Ein besonders auffälliges Beispiel für HARKING hat ein Hamburger Professor für Psychiatrie geliefert. Er stellte fest, dass man unruhige Kinder mit blauem Licht ruhigstellen kann. Zudem werden die Kinder, jedenfalls nach seiner Studie, um 44% aufmerksamer. Die Studie passte unheimlich gut in die Zeit. Erstens war die Sache mit dem Ruhigstellen schon seit 1973 durch einen gewissen John Ott aus den USA bekannt. Zweitens gab es ab 2008 Fördermittel für die Industrie, weil wir eine Wirtschaftskrise hatten. Mal sehen, was man aus einem Versuch noch alles herausholen kann. Es sollten 1000 Grundschulklassen mit dynamischem Licht beleuchtet werden.

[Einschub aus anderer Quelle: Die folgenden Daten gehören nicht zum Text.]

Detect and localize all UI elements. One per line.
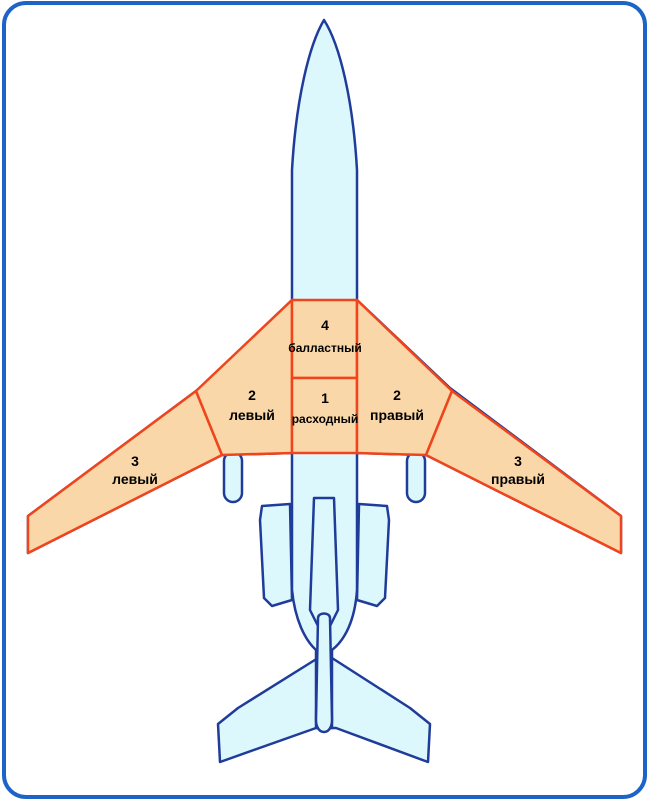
right-engine	[355, 502, 391, 608]
tank-3-right	[424, 389, 623, 555]
tank-2-right-name: правый	[370, 407, 424, 423]
tank-4-number: 4	[321, 317, 329, 333]
tank-3-right-number: 3	[514, 453, 522, 469]
center-engine	[308, 496, 340, 628]
vertical-fin	[314, 612, 334, 734]
tank-2-right-number: 2	[393, 387, 401, 403]
left-engine	[258, 502, 294, 608]
tank-4-ballast	[290, 298, 359, 380]
tank-3-right-name: правый	[491, 471, 545, 487]
tank-4-name: балластный	[288, 341, 361, 355]
right-gear-fairing	[405, 450, 427, 504]
tank-2-left-name: левый	[229, 407, 275, 423]
tank-2-left-number: 2	[248, 387, 256, 403]
tank-3-left-number: 3	[131, 453, 139, 469]
tank-3-left-name: левый	[112, 471, 158, 487]
tank-1-number: 1	[321, 390, 329, 406]
tank-1-name: расходный	[292, 412, 359, 426]
left-gear-fairing	[222, 450, 244, 504]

So kam es zu der Sache mit Untersuchung der Aufmerksamkeit. In drei Schulen wurden Kinder unter „dynamisches“ blaues Licht gesetzt, wobei sie einen Aufmerksamkeitsbelastungstest ausführten. Dieser Test, d2-Test, ist zwar von seinem Autor Brickenkamp für den sog. Idiotentest für den TÜV erstellt worden. Wer wird denn schon wissen, dass er nicht für Kinder validert ist. Zudem hat er einen gewaltigen Mangel für den diesmal vorgesehenen Zweck: Der d2-Test ist bekannt für seine Anfälligkeit bei Wiederholungen. Beim TÜV absolvierte man den nur einmal. Bei dem fraglichen Versuch mussten die Kinder zweimal denselben Test absolvieren, um eben den Unterschied von 44% zu dokumentieren.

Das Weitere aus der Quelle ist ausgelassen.